Progress has been so substantial that a report by the Swedish Research
Institute of Trade found US African-American median incomes to the
overall Swedish median (average Swedish income is at approximately the
same the Western European average).

It is thus true that the more affluent have gained more than the less
affluent. However, the principal point is that all, including the poor,
have gained. There is often a tendency to think of poverty in relative
terms, such as the income of the lowest-income quintile compared to the
highest. However, this is a mistake. If, for example, poverty is
defined as having an income in the bottom 10 percent, the poverty can
never be eradicated. Relative poverty indicators are as inappropriate
as they are rooted in envy. What is important is not how much
low-income households have in relation to rich households; it is
whether they have enough to live a comfortable life.

Thus for example, the United States defines poverty in terms of a
standard of living, not in terms of envy. It would, of course, be
desirable for all households to prosper to the same extent as the most
affluent. However, despite considerable attempts under socialist, mixed
and free market economies, income equality has not been achieved.

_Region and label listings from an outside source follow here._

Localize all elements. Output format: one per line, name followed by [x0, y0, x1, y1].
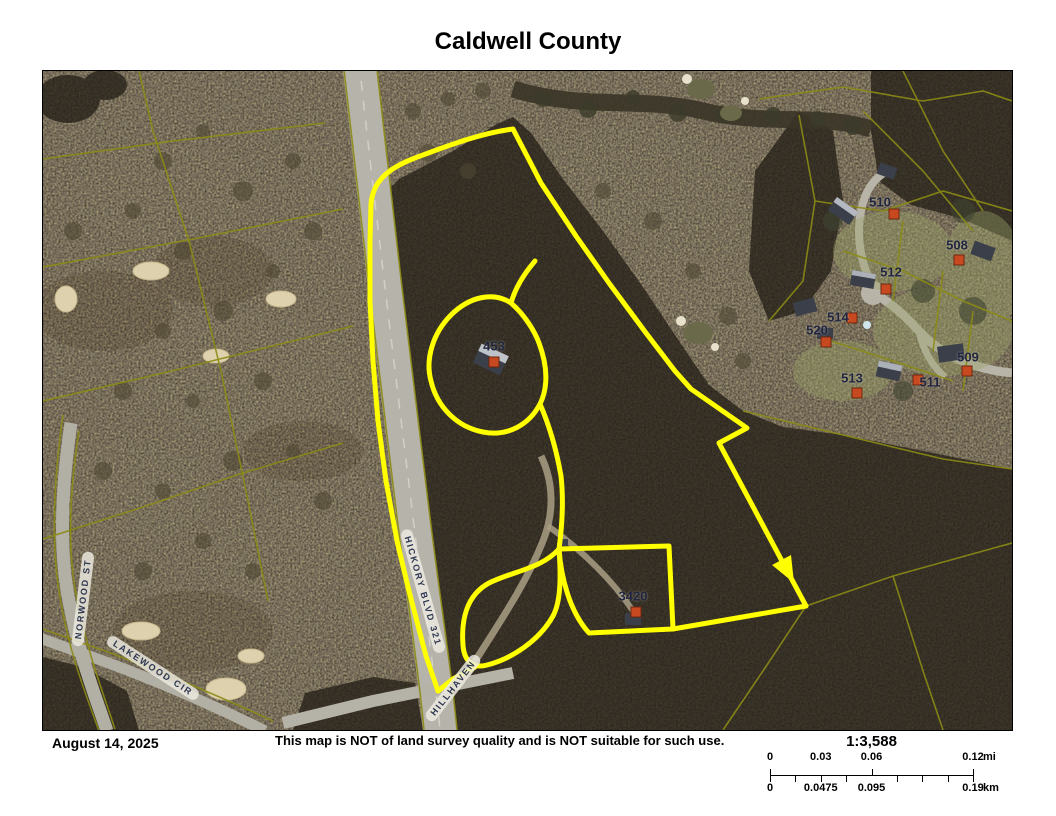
parcel-marker-520 — [821, 337, 832, 348]
scale-km-labels: 00.04750.0950.19km — [770, 782, 973, 794]
parcel-label-520: 520 — [806, 323, 828, 338]
scale-ratio: 1:3,588 — [770, 733, 973, 750]
parcel-label-512: 512 — [880, 265, 902, 280]
scale-unit: km — [983, 782, 999, 794]
parcel-label-509: 509 — [957, 350, 979, 365]
street-label-hickory-blvd-321: HICKORY BLVD 321 — [400, 528, 447, 654]
map-date: August 14, 2025 — [52, 735, 159, 751]
scale-tick — [795, 775, 796, 782]
scale-value: 0.095 — [858, 782, 886, 794]
map-label-overlay: HICKORY BLVD 321NORWOOD STLAKEWOOD CIRHI… — [43, 71, 1012, 730]
parcel-label-511: 511 — [920, 375, 941, 390]
page-title: Caldwell County — [0, 28, 1056, 56]
parcel-label-513: 513 — [841, 371, 863, 386]
street-label-norwood-st: NORWOOD ST — [71, 551, 94, 647]
parcel-marker-510 — [889, 209, 900, 220]
parcel-marker-508 — [954, 255, 965, 266]
scale-bar: 1:3,588 00.030.060.12mi 00.04750.0950.19… — [770, 733, 973, 803]
scale-value: 0.03 — [810, 751, 831, 763]
parcel-marker-513 — [852, 388, 863, 399]
map-canvas: HICKORY BLVD 321NORWOOD STLAKEWOOD CIRHI… — [42, 70, 1013, 731]
scale-value: 0.12 — [962, 751, 983, 763]
map-disclaimer: This map is NOT of land survey quality a… — [275, 733, 724, 748]
scale-value: 0.19 — [962, 782, 983, 794]
scale-tick — [948, 775, 949, 782]
parcel-label-508: 508 — [946, 238, 968, 253]
parcel-marker-3420 — [631, 607, 642, 618]
parcel-marker-512 — [881, 284, 892, 295]
scale-miles-labels: 00.030.060.12mi — [770, 751, 973, 763]
parcel-marker-509 — [962, 366, 973, 377]
scale-value: 0 — [767, 751, 773, 763]
parcel-label-3420: 3420 — [619, 589, 648, 604]
street-label-lakewood-cir: LAKEWOOD CIR — [105, 634, 201, 702]
parcel-label-453: 453 — [483, 339, 505, 354]
scale-tick — [770, 769, 771, 782]
parcel-label-506: 506 — [1011, 246, 1013, 261]
scale-value: 0 — [767, 782, 773, 794]
scale-tick — [897, 775, 898, 782]
parcel-label-510: 510 — [869, 195, 891, 210]
street-label-hillhaven: HILLHAVEN — [423, 652, 482, 723]
scale-tick — [973, 769, 974, 782]
scale-value: 0.0475 — [804, 782, 838, 794]
scale-tick — [922, 775, 923, 782]
scale-unit: mi — [983, 751, 996, 763]
parcel-marker-453 — [489, 357, 500, 368]
scale-tick — [821, 775, 822, 782]
scale-tick — [872, 769, 873, 776]
scale-value: 0.06 — [861, 751, 882, 763]
scale-tick — [846, 775, 847, 782]
parcel-label-514: 514 — [827, 310, 849, 325]
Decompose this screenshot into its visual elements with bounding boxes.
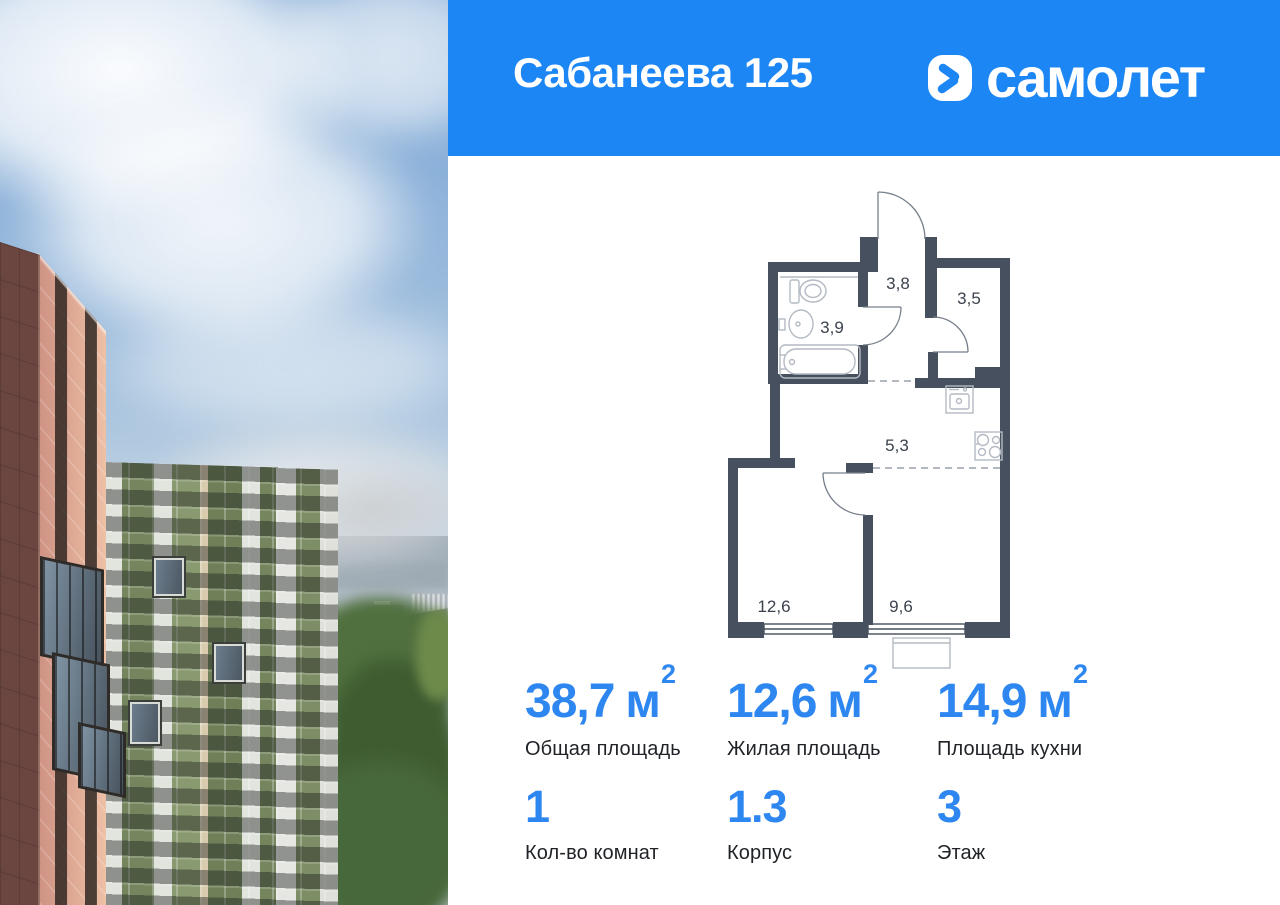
stat-value: 1 (525, 784, 659, 829)
green-building-side-tower (276, 468, 338, 905)
balcony-outline (893, 638, 950, 668)
stat-value: 38,7м2 (525, 678, 681, 726)
stat-label: Жилая площадь (727, 738, 881, 761)
room-area-hallway: 3,8 (886, 274, 910, 293)
room-area-kitchen: 9,6 (889, 597, 913, 616)
bathtub-icon (780, 345, 860, 378)
unit-sup: 2 (1073, 659, 1087, 689)
value: 38,7 (525, 675, 614, 728)
samolet-logo-text: самолет (986, 50, 1205, 106)
samolet-logo: самолет (928, 0, 1205, 156)
stat-label: Этаж (937, 842, 985, 865)
stat-value: 14,9м2 (937, 678, 1087, 726)
unit: м (827, 675, 862, 728)
stat-living-area: 12,6м2 Жилая площадь (727, 678, 881, 761)
stat-total-area: 38,7м2 Общая площадь (525, 678, 681, 761)
doors (823, 192, 968, 515)
balcony (128, 700, 162, 746)
unit-sup: 2 (863, 659, 877, 689)
toilet-icon (790, 280, 826, 303)
stat-label: Кол-во комнат (525, 842, 659, 865)
stat-building-number: 1.3 Корпус (727, 784, 792, 865)
room-area-corridor: 5,3 (885, 436, 909, 455)
value: 12,6 (727, 675, 816, 728)
unit-sup: 2 (661, 659, 675, 689)
value: 14,9 (937, 675, 1026, 728)
stat-kitchen-area: 14,9м2 Площадь кухни (937, 678, 1087, 761)
sink-icon (779, 310, 813, 338)
stat-value: 3 (937, 784, 985, 829)
green-striped-building (104, 462, 278, 905)
room-area-storage: 3,5 (957, 289, 981, 308)
balcony (152, 556, 186, 598)
room-area-living-room: 12,6 (757, 597, 790, 616)
listing-card: Сабанеева 125 самолет (0, 0, 1280, 905)
unit: м (625, 675, 660, 728)
kitchen-sink-icon (946, 386, 973, 413)
stat-label: Площадь кухни (937, 738, 1087, 761)
unit: м (1037, 675, 1072, 728)
plane-chevron-icon (928, 55, 972, 101)
building-photo (0, 0, 448, 905)
stat-label: Корпус (727, 842, 792, 865)
trees (416, 610, 448, 700)
floor-plan: 3,8 3,5 3,9 5,3 12,6 9,6 (700, 180, 1020, 680)
stat-value: 1.3 (727, 784, 792, 829)
room-area-bathroom: 3,9 (820, 318, 844, 337)
stat-floor-number: 3 Этаж (937, 784, 985, 865)
project-title: Сабанеева 125 (513, 49, 812, 97)
glass-balcony (40, 556, 104, 670)
balcony (212, 642, 246, 684)
stat-rooms-count: 1 Кол-во комнат (525, 784, 659, 865)
maroon-building-side (0, 242, 40, 905)
glass-balcony (78, 722, 126, 798)
stove-icon (975, 432, 1002, 460)
stat-label: Общая площадь (525, 738, 681, 761)
samolet-logo-icon (928, 55, 972, 101)
stat-value: 12,6м2 (727, 678, 881, 726)
cloud (90, 290, 448, 440)
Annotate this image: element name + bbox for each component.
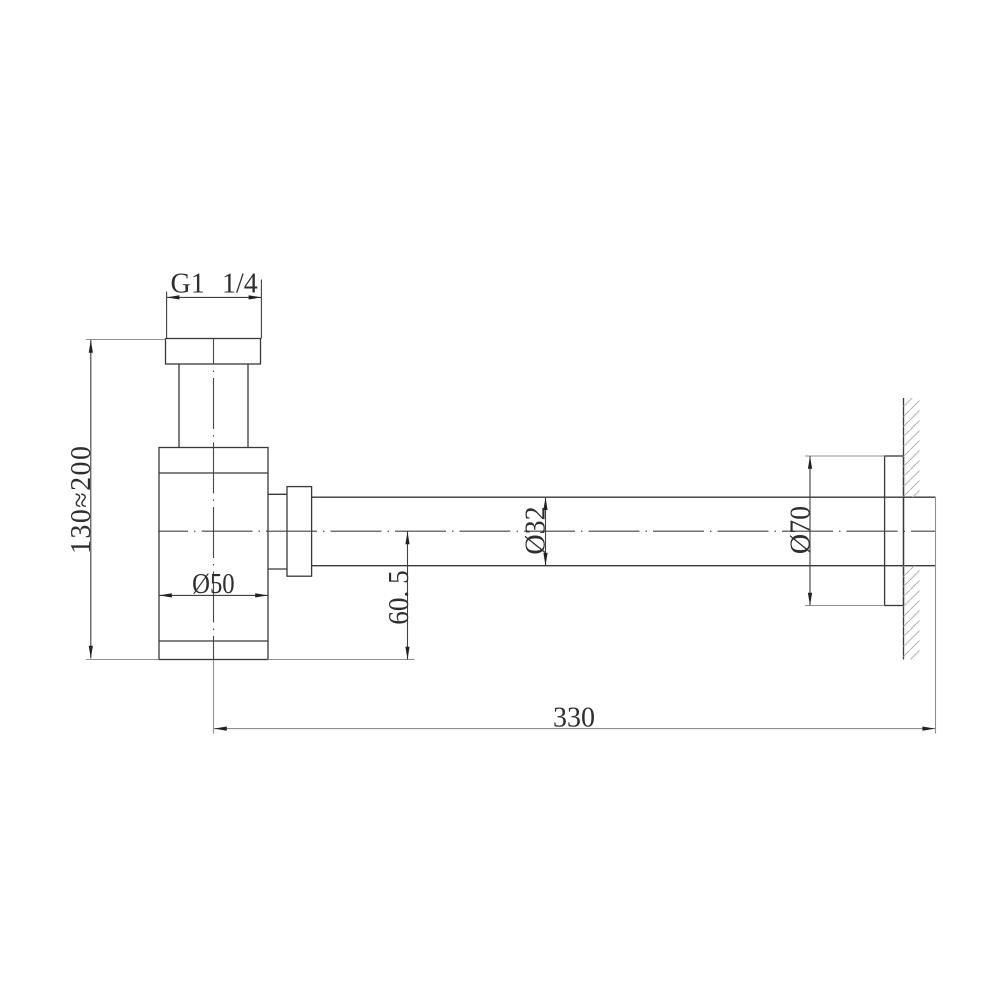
- svg-text:Ø70: Ø70: [786, 506, 817, 554]
- svg-text:G1: G1: [171, 269, 205, 300]
- svg-text:Ø50: Ø50: [192, 569, 235, 600]
- svg-text:130≈200: 130≈200: [66, 446, 97, 554]
- svg-text:1/4: 1/4: [222, 269, 258, 300]
- svg-text:330: 330: [553, 702, 595, 733]
- svg-text:60. 5: 60. 5: [384, 570, 415, 625]
- svg-text:Ø32: Ø32: [521, 506, 552, 554]
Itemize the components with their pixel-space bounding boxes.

No economic system has yet been identified that can substantially
reduce income inequality without reducing even more the income of the
lowest income households. That is why policies that improve the
absolute incomes of low-income households are preferable to envy based
relative measures. Joseph Schumpeter expressed the purpose of a free
market economic system with respect to income distribution:

The capitalist achievement does not typically consist in providing more
silk stockings for queens, but in bringing them within the reach of
factory girls in return for steadily decreasing amounts of effort
High-income nations have different policies that seek to improve
incomes among the least affluent. Western European nations tend to have
larger social welfare systems and higher rates of long-term
unemployment, which they accept in return for less economic growth and
affluence. In the United States, the policy priority is employment and
economic growth. Most people live well both in Western Europe and the
United States. Further, low-income households in the United States and
Western Europe live better than average households in most
middle-income and virtually all low-income nations. The most reliable
road to greater affluence for all, including low-income households, is
strong economic growth.
Moreover, Harvard's Benjamin Friedman suggests in a recent book that
economic growth is more than desirable, but also necessary for longer
term social cohesion.

International and western economic analysis would do well to end its
unhealthy affection for the politics of envy.